[rabbitmq-discuss] Cluster unresponsive after some stop/start of a node.

Mon May 21 12:17:43 BST 2012

> Hello Francesco,
>
> I'm attaching full logs from qwe (qwe.tgz) and asd (asd.tgz) of a
> minimal test case.
>
> Test.
>
> 1. Both qwe and asd are up and running, serving clients.
> 2. In the middle of qwe (master) accepting messages do stop_app on qwe.
> 3. Wait until asd is promoted, then start_app on qwe.
> 4. Do stop_app on asd.
> 5. Wait, do start_app on asd. qwe is now the master back.
> 6. Repeat 2,3,4,5 again. See "ERROR REPORT" (rabbit\@asd.log) on asd.

I could not reproduce this on my local machine.

I don't think it has anything to do with HA queues, as the log indicates 
`asd' is having problems contacting `qwe' when started. I would expect 
seeing a timeout error like yours if `asd' was a disc node and `qwe' was 
down, but if `asd' is a RAM node I'd expect a different error. What 
version of RabbitMQ are you running? It might be that on earlier 
versions we had looser checks for standalone RAM nodes.

In any case, I would never expect that to happen if at least one node in 
the cluster is up at all times, which seems to be the case here. Can you 
make sure that the error shows up with those precise steps, making sure 
that the connection between the two nodes is not severed - and without 
bothering with HA queues and publishing/consuming.

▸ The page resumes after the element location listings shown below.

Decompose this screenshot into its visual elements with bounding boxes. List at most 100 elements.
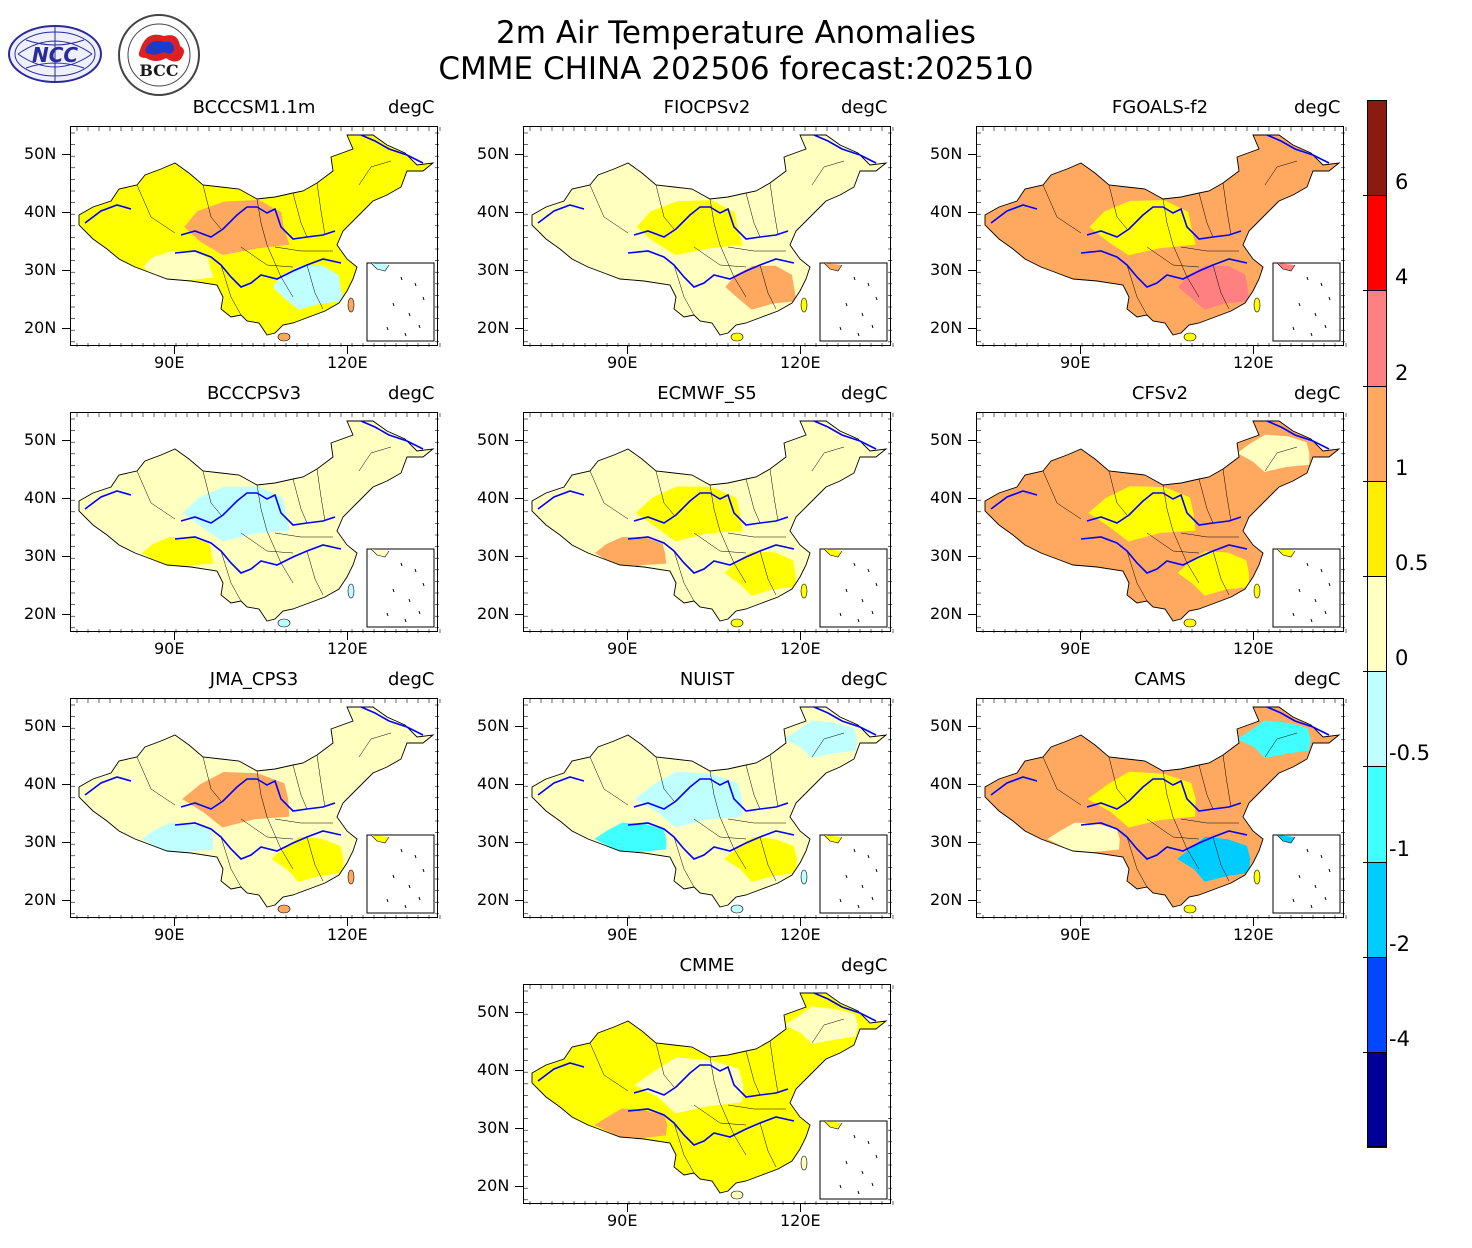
panel-model-name: ECMWF_S5: [657, 383, 757, 404]
map-panel-nuist: [523, 698, 894, 919]
anomaly-region: [332, 149, 404, 186]
lat-tick-label: 50N: [930, 430, 963, 449]
river-line: [1266, 134, 1330, 164]
anomaly-region: [182, 772, 290, 828]
river-line: [990, 776, 1038, 796]
lon-tick-label: 120E: [780, 353, 821, 372]
river-line: [537, 776, 585, 796]
colorbar-tick: [1363, 385, 1387, 387]
anomaly-region: [1237, 149, 1310, 186]
river-line: [537, 204, 585, 224]
colorbar-tick: [1363, 956, 1387, 958]
lat-tick-label: 30N: [930, 260, 963, 279]
lat-tick-mark: [968, 556, 976, 557]
river-line: [1086, 206, 1242, 240]
colorbar-tick: [1363, 1052, 1387, 1053]
lon-tick-mark: [347, 632, 348, 640]
china-map: [524, 985, 894, 1205]
lon-tick-label: 120E: [1233, 639, 1274, 658]
lat-tick-mark: [62, 270, 70, 271]
colorbar-segment: [1367, 671, 1387, 767]
lon-tick-mark: [174, 918, 175, 926]
river-line: [813, 706, 877, 736]
lat-tick-mark: [515, 328, 523, 329]
south-china-sea-inset: [819, 262, 888, 342]
lon-tick-label: 120E: [327, 639, 368, 658]
river-line: [633, 1064, 789, 1098]
anomaly-region: [594, 536, 667, 571]
river-line: [84, 204, 132, 224]
lon-tick-mark: [800, 1204, 801, 1212]
anomaly-region: [1177, 551, 1250, 596]
anomaly-region: [1237, 720, 1311, 758]
china-map: [71, 413, 441, 633]
map-panel-cmme: [523, 984, 894, 1205]
panel-model-name: JMA_CPS3: [209, 669, 299, 690]
panel-units-label: degC: [841, 955, 888, 976]
river-line: [633, 206, 789, 240]
lat-tick-label: 40N: [477, 488, 510, 507]
lat-tick-label: 30N: [477, 1118, 510, 1137]
anomaly-region: [183, 486, 290, 542]
map-panel-ecmwf-s5: [523, 412, 894, 633]
river-line: [1080, 536, 1248, 574]
colorbar-tick: [1363, 671, 1387, 673]
lat-tick-label: 40N: [24, 488, 57, 507]
lat-tick-label: 20N: [930, 604, 963, 623]
panel-units-label: degC: [841, 97, 888, 118]
anomaly-region: [784, 1006, 859, 1044]
south-china-sea-inset: [366, 548, 435, 628]
anomaly-region: [634, 771, 743, 828]
lat-tick-label: 40N: [477, 774, 510, 793]
panel-units-label: degC: [841, 669, 888, 690]
lat-tick-mark: [515, 498, 523, 499]
lat-tick-label: 40N: [24, 202, 57, 221]
china-map: [71, 127, 441, 347]
river-line: [813, 992, 877, 1022]
colorbar-label: 6: [1395, 170, 1409, 195]
lon-tick-mark: [627, 1204, 628, 1212]
lat-tick-label: 50N: [24, 716, 57, 735]
lon-tick-mark: [627, 346, 628, 354]
lat-tick-label: 20N: [24, 318, 57, 337]
map-title-line2: CMME CHINA 202506 forecast:202510: [438, 51, 1034, 87]
lat-tick-label: 20N: [24, 890, 57, 909]
lat-tick-label: 30N: [930, 546, 963, 565]
lon-tick-label: 90E: [154, 925, 185, 944]
river-line: [174, 536, 342, 574]
map-panel-cams: [976, 698, 1347, 919]
lon-tick-label: 120E: [1233, 353, 1274, 372]
lon-tick-mark: [1253, 346, 1254, 354]
lat-tick-label: 40N: [477, 1060, 510, 1079]
anomaly-region: [634, 1057, 744, 1114]
river-line: [537, 1062, 585, 1082]
lat-tick-label: 20N: [477, 318, 510, 337]
lon-tick-label: 90E: [607, 925, 638, 944]
lat-tick-label: 40N: [930, 488, 963, 507]
river-line: [537, 490, 585, 510]
south-china-sea-inset: [366, 262, 435, 342]
lon-tick-mark: [627, 918, 628, 926]
river-line: [84, 490, 132, 510]
anomaly-region: [1089, 200, 1196, 256]
colorbar-segment: [1367, 100, 1387, 196]
lat-tick-label: 50N: [477, 1002, 510, 1021]
anomaly-region: [1177, 836, 1251, 882]
river-line: [180, 492, 336, 526]
colorbar-border: [1367, 100, 1387, 1147]
anomaly-region: [595, 251, 667, 284]
lat-tick-label: 30N: [24, 832, 57, 851]
lat-tick-label: 50N: [477, 430, 510, 449]
panel-model-name: NUIST: [679, 669, 735, 690]
lat-tick-mark: [62, 784, 70, 785]
lat-tick-label: 50N: [477, 144, 510, 163]
colorbar-segment: [1367, 385, 1387, 482]
colorbar-segment: [1367, 576, 1387, 672]
river-line: [627, 1108, 795, 1146]
lat-tick-mark: [968, 270, 976, 271]
panel-model-name: CMME: [679, 955, 735, 976]
lon-tick-label: 90E: [1060, 639, 1091, 658]
anomaly-region: [271, 551, 344, 596]
river-line: [1266, 420, 1330, 450]
lon-tick-label: 90E: [607, 1211, 638, 1230]
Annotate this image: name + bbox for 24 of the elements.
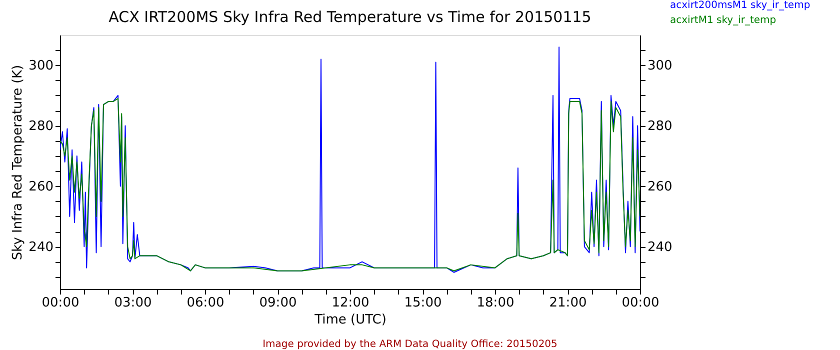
x-tick-label: 21:00: [549, 296, 587, 310]
y2-tick-label: 240: [648, 240, 672, 256]
y-tick-label: 280: [28, 119, 54, 134]
y2-tick-label: 280: [648, 119, 672, 134]
text: acxirt200msM1 sky_ir_temp: [670, 0, 810, 11]
y-tick-label: 240: [28, 240, 54, 256]
line-series: [60, 98, 640, 272]
text: acxirtM1 sky_ir_temp: [670, 15, 776, 26]
y-tick-label: 300: [28, 58, 54, 74]
y-axis-title: Sky Infra Red Temperature (K): [10, 64, 26, 260]
y2-tick-label: 300: [648, 58, 672, 74]
chart-title: ACX IRT200MS Sky Infra Red Temperature vs Time for 20150115: [108, 8, 592, 26]
x-tick-label: 15:00: [404, 296, 442, 310]
x-tick-label: 03:00: [114, 296, 152, 310]
x-tick-label: 09:00: [259, 296, 297, 310]
x-tick-label: 06:00: [186, 296, 224, 310]
y-tick-label: 260: [28, 180, 54, 195]
y2-tick-label: 260: [648, 180, 672, 195]
text: Image provided by the ARM Data Quality Office: 20150205: [262, 339, 558, 350]
x-tick-label: 00:00: [42, 296, 80, 310]
x-tick-label: 12:00: [332, 296, 370, 310]
x-axis-title: Time (UTC): [314, 312, 386, 328]
x-tick-label: 00:00: [622, 296, 660, 310]
x-tick-label: 18:00: [476, 296, 514, 310]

> On your comment on standalone RAM nodes, to be presice, asd (which is
> really a RAM node) may be left running standalone for some time while
> qwe is doing stop_app/start_app cycle. In my test, both qwe and asd
> are never down at the same time.

Having a standalone RAM node is a very bad idea, and we actively try to 
prevent the user from creating that situation when we can. I would 
strongly advise you against doing that, unless you have good reasons to 
(but I doubt it).

Francesco.